E il punto è questo: la filosofia non è di per sé indispensabile alla sopravvivenza della nostra specie (a prima vista, chi mai potrebbe negarlo!), ma è pensiero. Orbene, anche il pensiero non si mangia, ma è stato ed è causa ed effetto insieme della nostra EVOLUZIONE.
Ritengo quindi in linea di massima esatto il primo periodo della frase, ma il secondo e il terzo traggono dal primo conclusioni immotivate ed aberranti.
E segnatamente:
a) Il pensiero non è svago: per rendersene conto si pensi che anche la scoperta del fuoco e l'invenzione della ruota sono state pensiero.

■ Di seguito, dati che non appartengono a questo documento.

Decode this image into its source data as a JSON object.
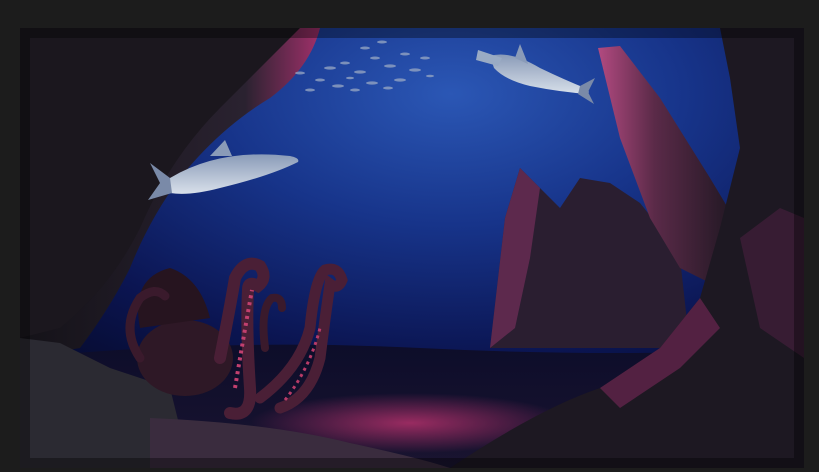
{
  "scene": {
    "description_colors": {
      "frame": "#1c1c1c",
      "water_top": "#1b3f8f",
      "water_mid": "#0f2166",
      "water_deep": "#070b2c",
      "rock_dark": "#1e1a22",
      "rock_highlight": "#b03a78",
      "octopus": "#3a1a2c",
      "octopus_suckers": "#c2406f",
      "sand_glow": "#7a2350"
    },
    "elements": [
      "school-of-fish",
      "hammerhead-shark",
      "reef-shark",
      "octopus",
      "left-rock-arch",
      "right-rock-spire",
      "background-rock-formation",
      "seafloor"
    ]
  }
}
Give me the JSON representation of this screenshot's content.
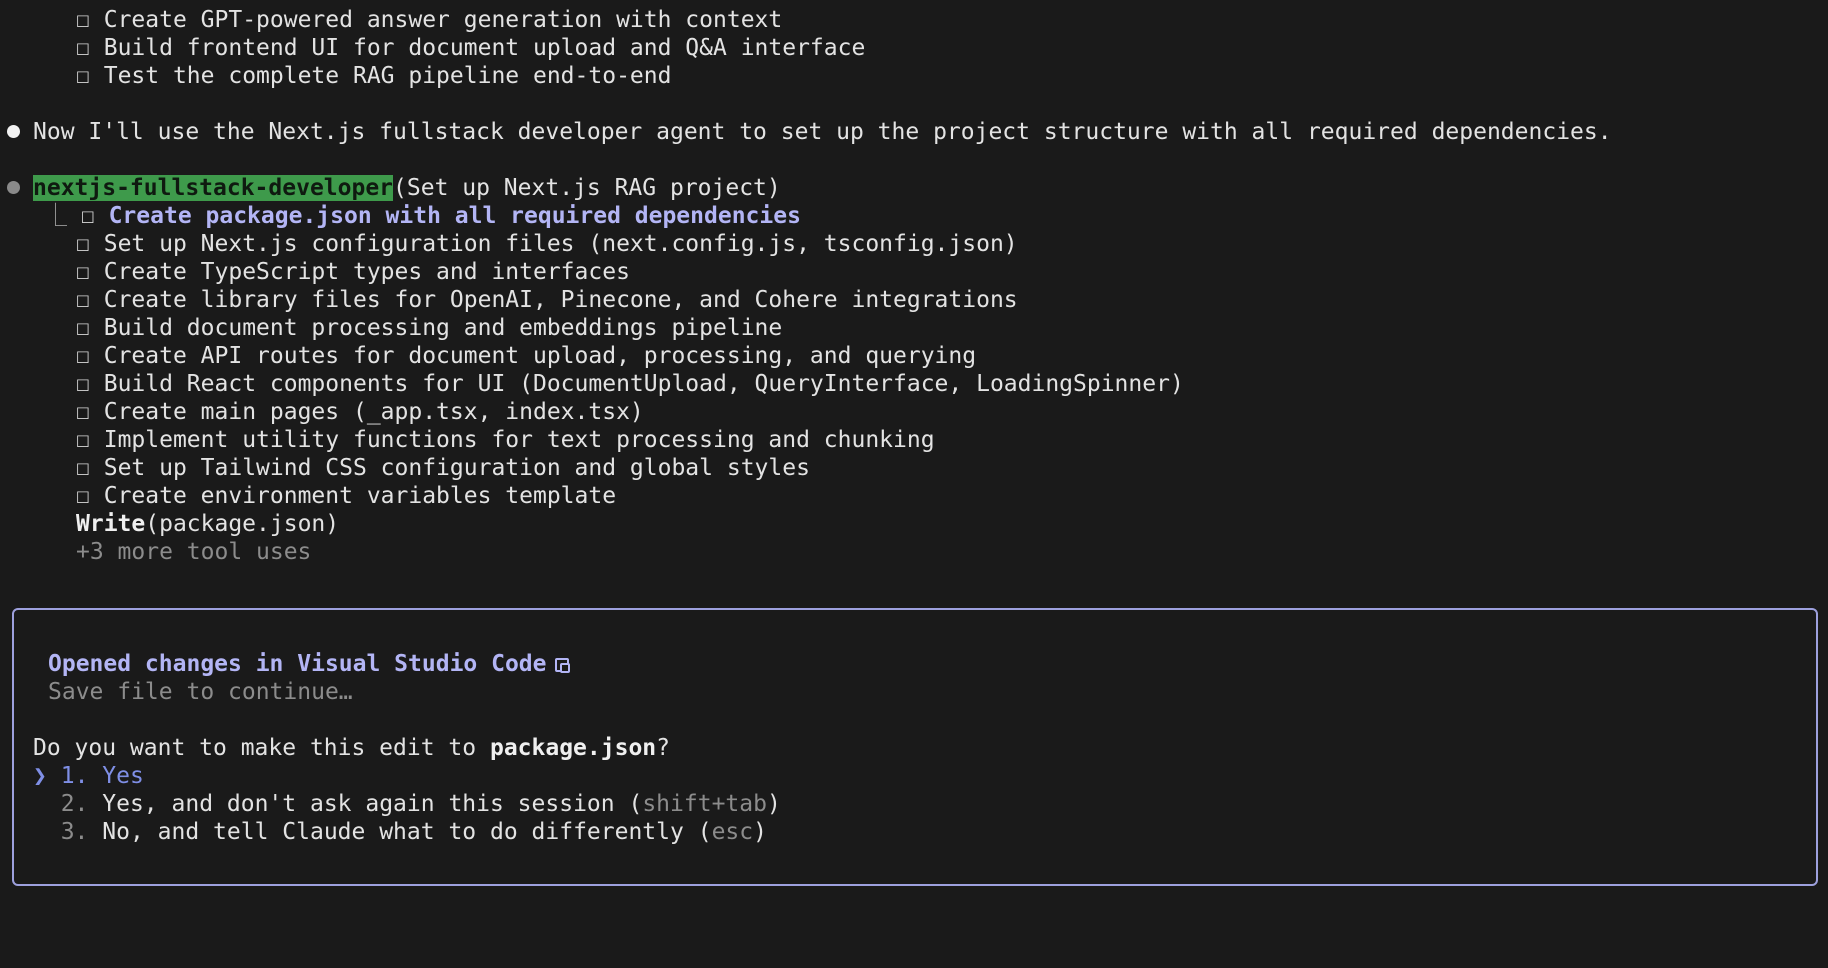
{
  "checkbox_glyph": "☐",
  "top_tasks": [
    "Create GPT-powered answer generation with context",
    "Build frontend UI for document upload and Q&A interface",
    "Test the complete RAG pipeline end-to-end"
  ],
  "assistant_message": "Now I'll use the Next.js fullstack developer agent to set up the project structure with all required dependencies.",
  "agent": {
    "name": "nextjs-fullstack-developer",
    "task": "(Set up Next.js RAG project)",
    "tree_branch": "⎿",
    "active_task": "Create package.json with all required dependencies",
    "tasks": [
      "Set up Next.js configuration files (next.config.js, tsconfig.json)",
      "Create TypeScript types and interfaces",
      "Create library files for OpenAI, Pinecone, and Cohere integrations",
      "Build document processing and embeddings pipeline",
      "Create API routes for document upload, processing, and querying",
      "Build React components for UI (DocumentUpload, QueryInterface, LoadingSpinner)",
      "Create main pages (_app.tsx, index.tsx)",
      "Implement utility functions for text processing and chunking",
      "Set up Tailwind CSS configuration and global styles",
      "Create environment variables template"
    ],
    "tool_name": "Write",
    "tool_arg": "(package.json)",
    "more_tools": "+3 more tool uses"
  },
  "dialog": {
    "title": "Opened changes in Visual Studio Code",
    "subtitle": "Save file to continue…",
    "question_prefix": "Do you want to make this edit to ",
    "question_file": "package.json",
    "question_suffix": "?",
    "pointer": "❯",
    "options": [
      {
        "num": "1.",
        "label": "Yes",
        "hint_open": "",
        "hint": "",
        "hint_close": ""
      },
      {
        "num": "2.",
        "label": "Yes, and don't ask again this session ",
        "hint_open": "(",
        "hint": "shift+tab",
        "hint_close": ")"
      },
      {
        "num": "3.",
        "label": "No, and tell Claude what to do differently ",
        "hint_open": "(",
        "hint": "esc",
        "hint_close": ")"
      }
    ]
  }
}
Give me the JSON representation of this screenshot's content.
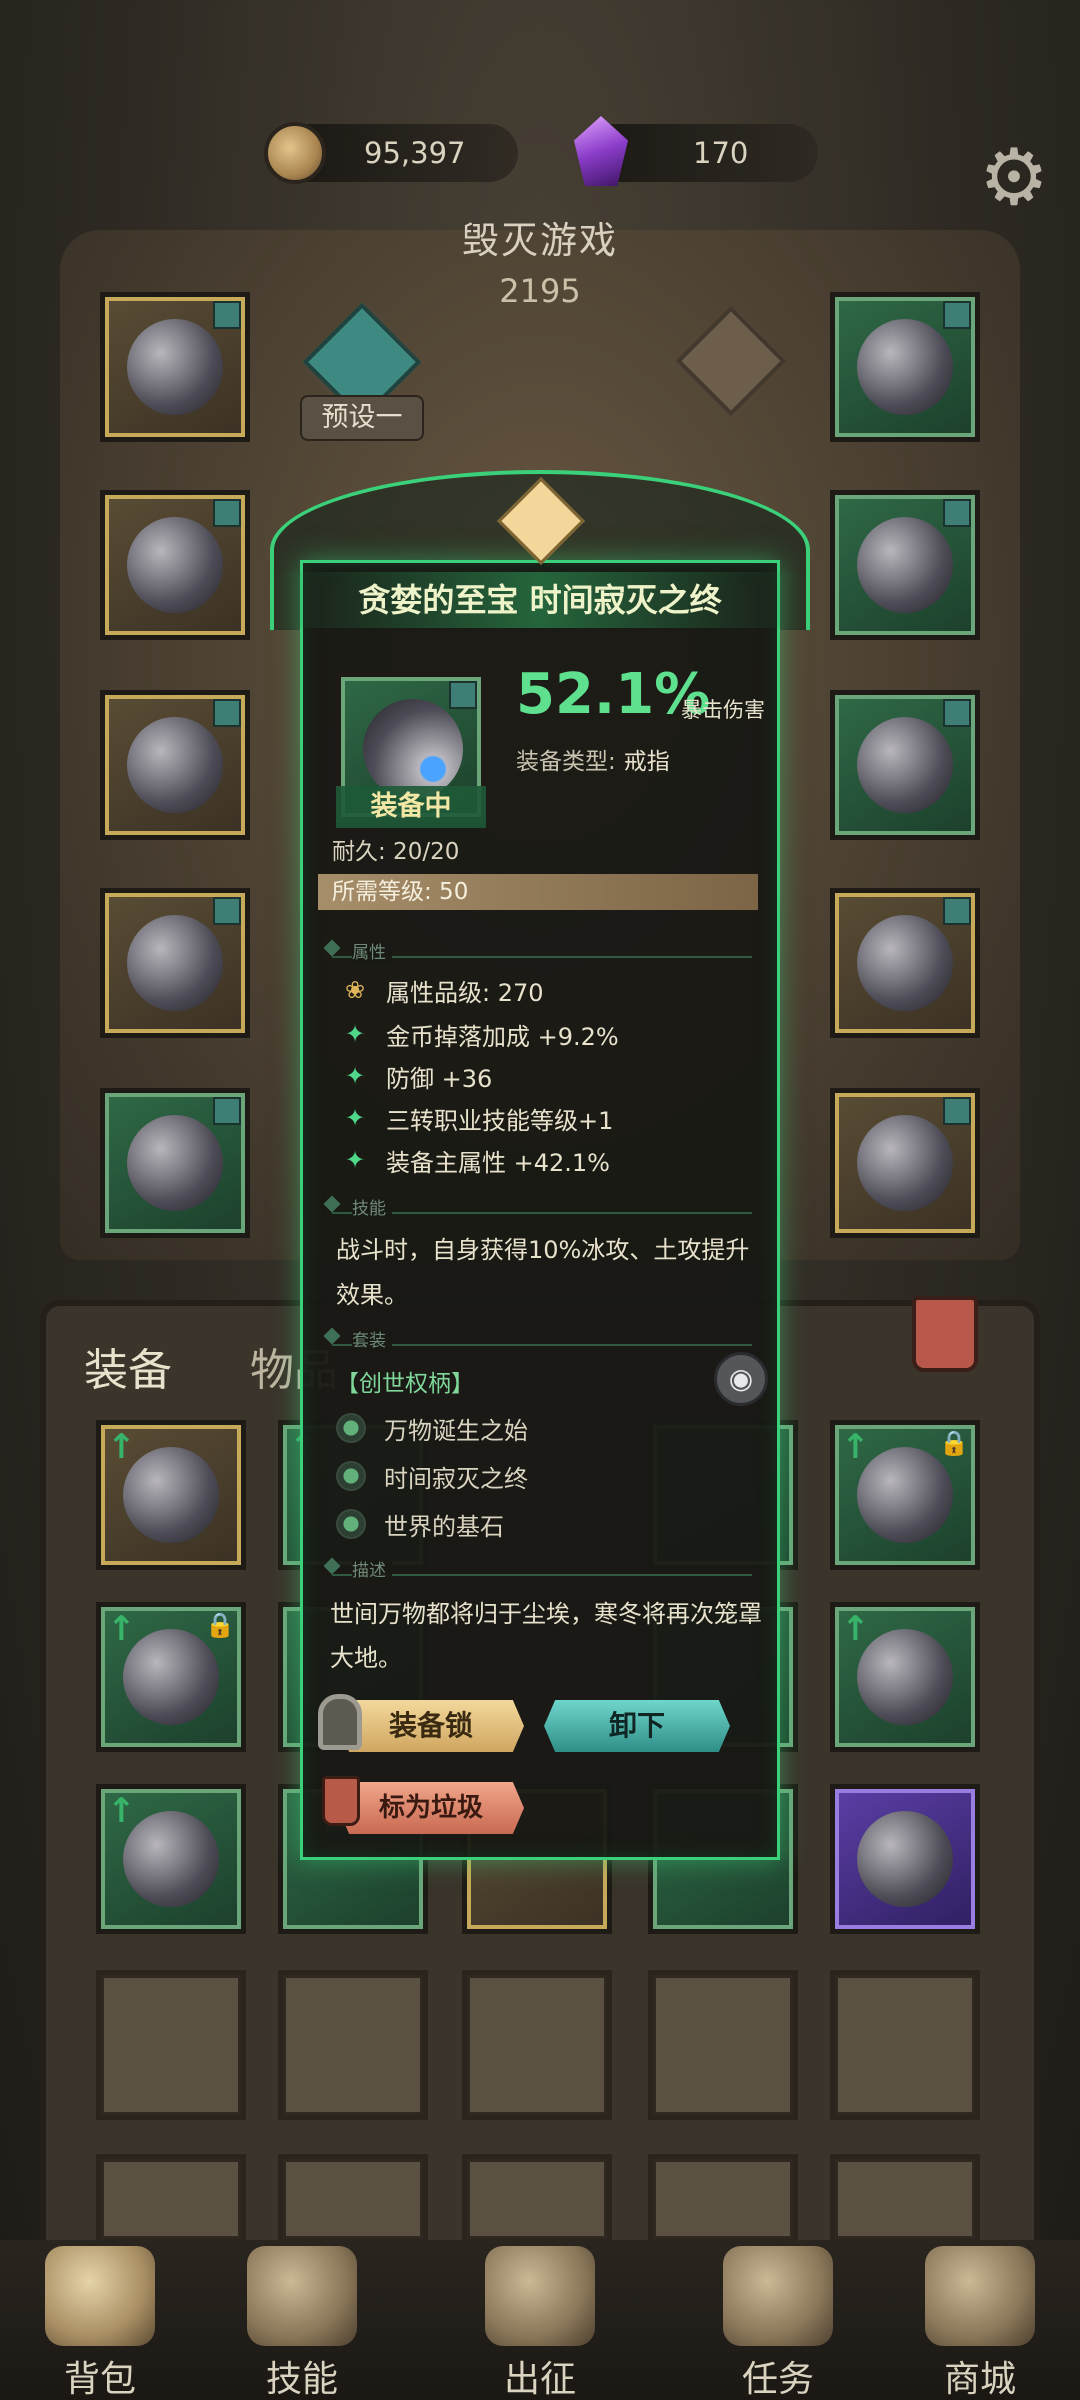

Il pensiero è pensiero, e basta.
b) Quando poi il pensiero diviene lavoro (penso che la frase si riferisca ai filosofi di professione e in genere a coloro che si occupano per professione, e dietro retribuzione, di problemi astratti), non siamo in presenza di alibi o di attività improduttive, bensì solo di attività di impulso e guida del corpo sociale. Questa gente, insomma, esprime la coscienza e la critica (spesso anche autocritica) della società, ed è quindi utilissima perché si vada avanti ad occhi aperti e non alla cieca.
   Un'ultima considerazione: se prevalesse una filosofia nichilista o qualunquista, i progressi scientifici potrebbero essere usati senza freno ai fini più aberranti: ad esempio per ridurre la popolazione mondiale (qualcuno potrebbe anche pensare che in un pianeta sovraffollato potrebbe farci comodo eliminare, ogni 100 anni, 3 o 4 miliardi di persone dalla faccia della Terra); oppure per creare, a mezzo dell'ingegneria genetica, una razza di uomini-robot, schiavi forti, resistenti ed obbedienti; e così via.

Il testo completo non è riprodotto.